Être sourd en Afghanistan

Étudiants et enseignant sourds du projet EMAD de SERVE se nommant par signes. SERVE
Étudiants et enseignant sourds du projet EMAD de SERVE se nommant par signes. SERVE

par Justin Power.

SERVE Afghanistan travaille depuis de nombreuses années avec des groupes d’Afghans stigmatisés. Comme cela est courant dans le monde entier, la société afghane a des idées fausses au sujet des personnes souffrant d’un handicap. Pour traiter cette stigmatisation, SERVE fournit des informations précises et démontre que les idées de la société doivent changer.

Chez SERVE, nous avons eu le privilège d’apprendre auprès d’Afghans souffrant d’un handicap, dans le cadre de notre lutte contre la stigmatisation sociale. Je me suis assis récemment avec deux employés de SERVE qui sont sourds et je leur ai posé des questions sur leur expérience de la stigmatisation. Khalil est superviseur dans le projet EMAD (Enabling and Mobilising Afghan Disabled – Équiper et mobiliser les Afghans handicapés) de SERVE. Il travaille chez SERVE depuis plus de 20 ans.
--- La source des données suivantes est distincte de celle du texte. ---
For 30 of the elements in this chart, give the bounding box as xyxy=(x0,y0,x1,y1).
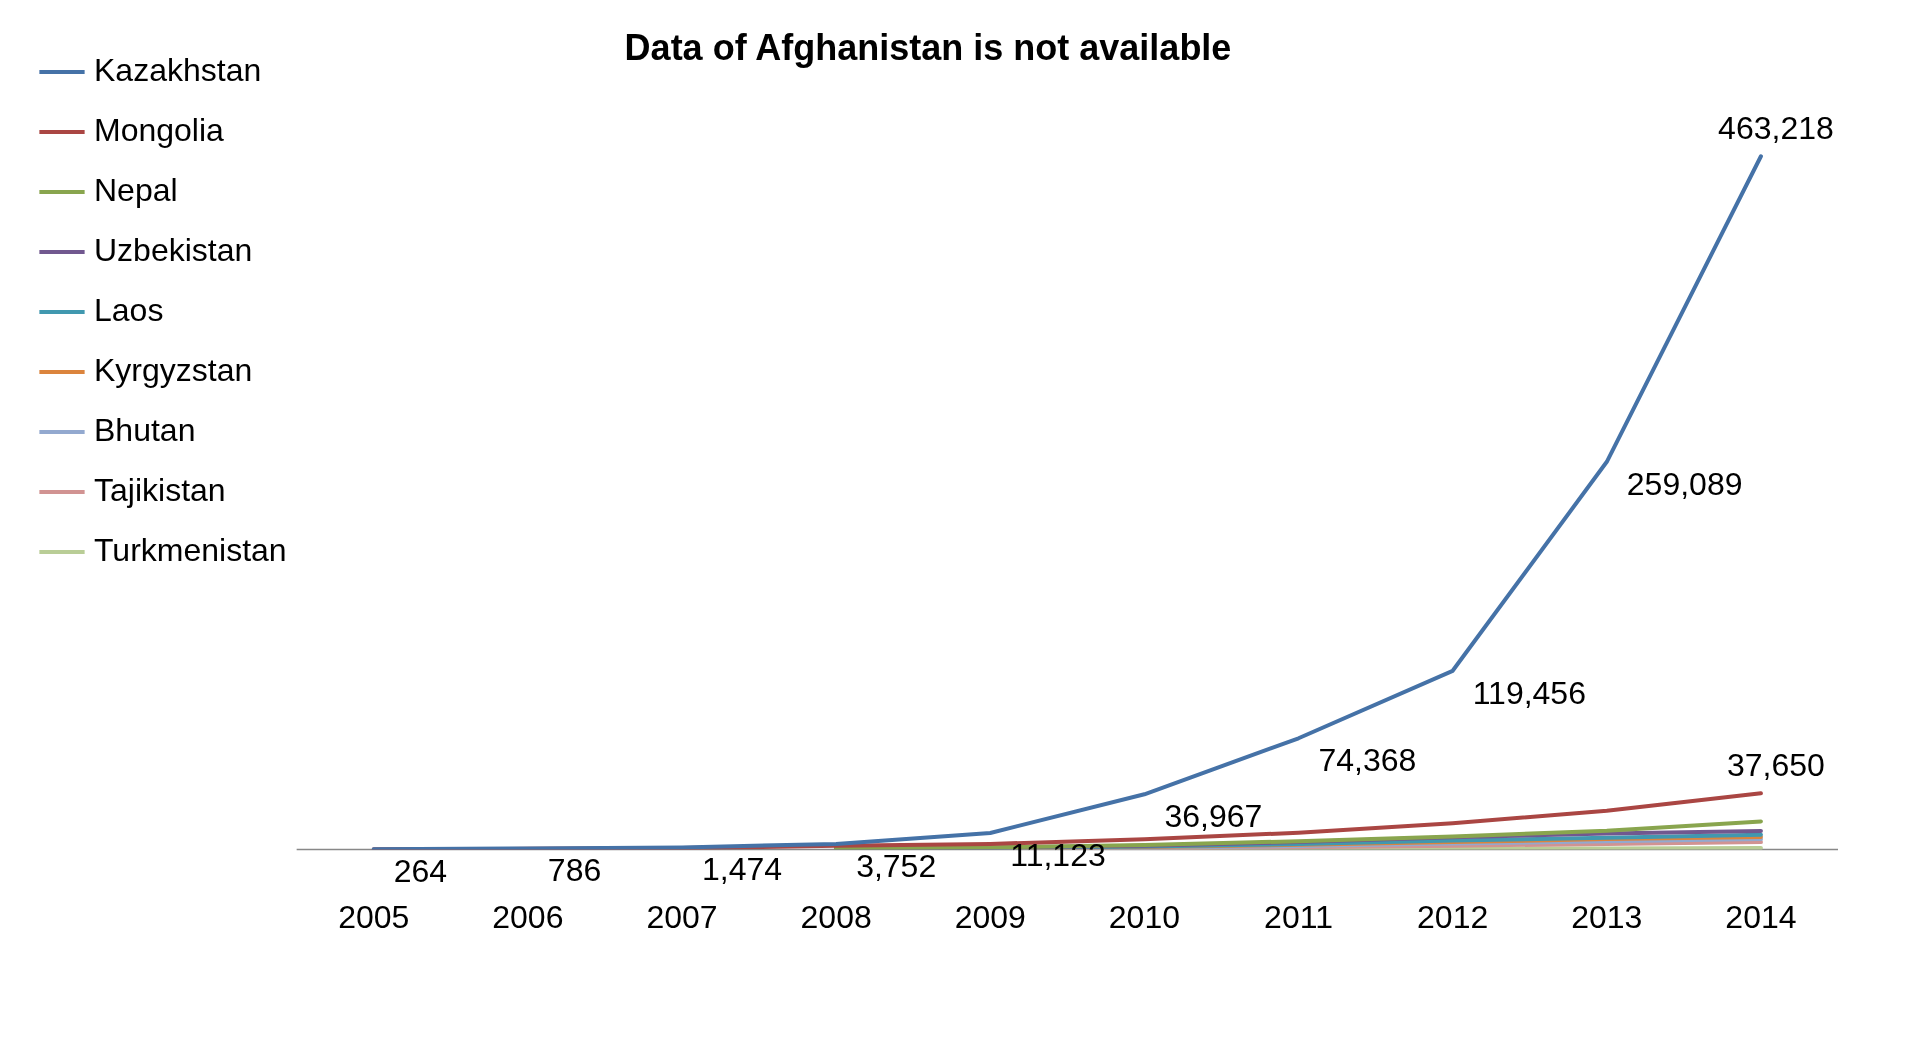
legend-label: Uzbekistan xyxy=(94,231,253,268)
x-tick-label: 2005 xyxy=(338,898,410,935)
chart-title: Data of Afghanistan is not available xyxy=(624,26,1232,68)
data-label: 3,752 xyxy=(856,847,937,884)
x-tick-label: 2014 xyxy=(1725,898,1797,935)
data-label: 37,650 xyxy=(1727,747,1825,784)
data-label: 259,089 xyxy=(1626,465,1743,502)
x-tick-label: 2011 xyxy=(1264,898,1333,935)
x-tick-label: 2012 xyxy=(1417,898,1489,935)
data-label: 36,967 xyxy=(1164,798,1263,835)
data-label: 264 xyxy=(393,853,448,890)
legend-label: Laos xyxy=(94,291,164,328)
legend-label: Mongolia xyxy=(94,111,225,148)
x-tick-label: 2007 xyxy=(646,898,718,935)
x-tick-label: 2013 xyxy=(1571,898,1643,935)
data-label: 463,218 xyxy=(1718,110,1834,147)
legend-label: Tajikistan xyxy=(94,471,226,508)
data-label: 74,368 xyxy=(1318,742,1417,779)
legend-label: Kazakhstan xyxy=(94,51,262,88)
data-label: 119,456 xyxy=(1472,674,1586,711)
x-tick-label: 2010 xyxy=(1108,898,1180,935)
legend-label: Kyrgyzstan xyxy=(94,351,253,388)
x-tick-label: 2009 xyxy=(954,898,1026,935)
data-label: 786 xyxy=(547,852,602,889)
data-label: 1,474 xyxy=(701,851,783,888)
legend-label: Bhutan xyxy=(94,411,196,448)
x-tick-label: 2008 xyxy=(800,898,872,935)
legend-label: Nepal xyxy=(94,171,178,208)
x-tick-label: 2006 xyxy=(492,898,564,935)
legend-label: Turkmenistan xyxy=(94,531,287,568)
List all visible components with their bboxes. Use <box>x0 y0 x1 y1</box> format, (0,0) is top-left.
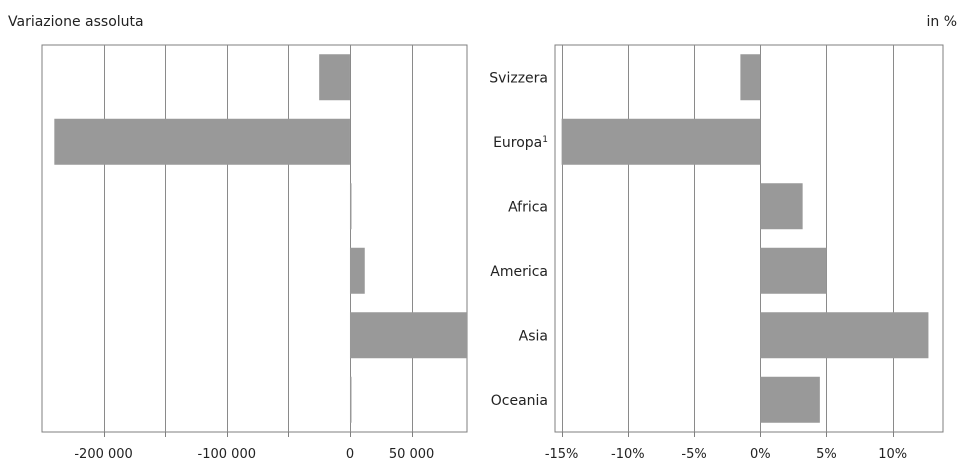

Faiz Mohammad est un jeune diplômé de l’école de SERVE accueillant les personnes sourdes à Jalalabad. C’est l’un des quelques rares diplômés sourds issus d’une école secondaire dans le pays. Lui aussi travaille maintenant dans le projet EMAD. 

Que ressent votre famille à propos de votre surdité ?

Faiz Mohammad : certains de mes parents n’avaient pas l’esprit très ouvert. Ils se moquaient beaucoup de moi et disaient que je ne devais pas aller à l’école. Un jour, mon père m’a emmené m’asseoir avec tous mes oncles. Il leur a dit de me poser n’importe quelle question. Mes oncles ont écrit les questions et j’ai répondu à chacune d’entre elles. Ils étaient totalement surpris de voir qu’une personne sourde pouvait apprendre à lire et à écrire. Je pense qu’ils ont réalisé que ceux qui sont sourds pouvaient aller à l’école et apprendre exactement comme le font ceux qui entendent. 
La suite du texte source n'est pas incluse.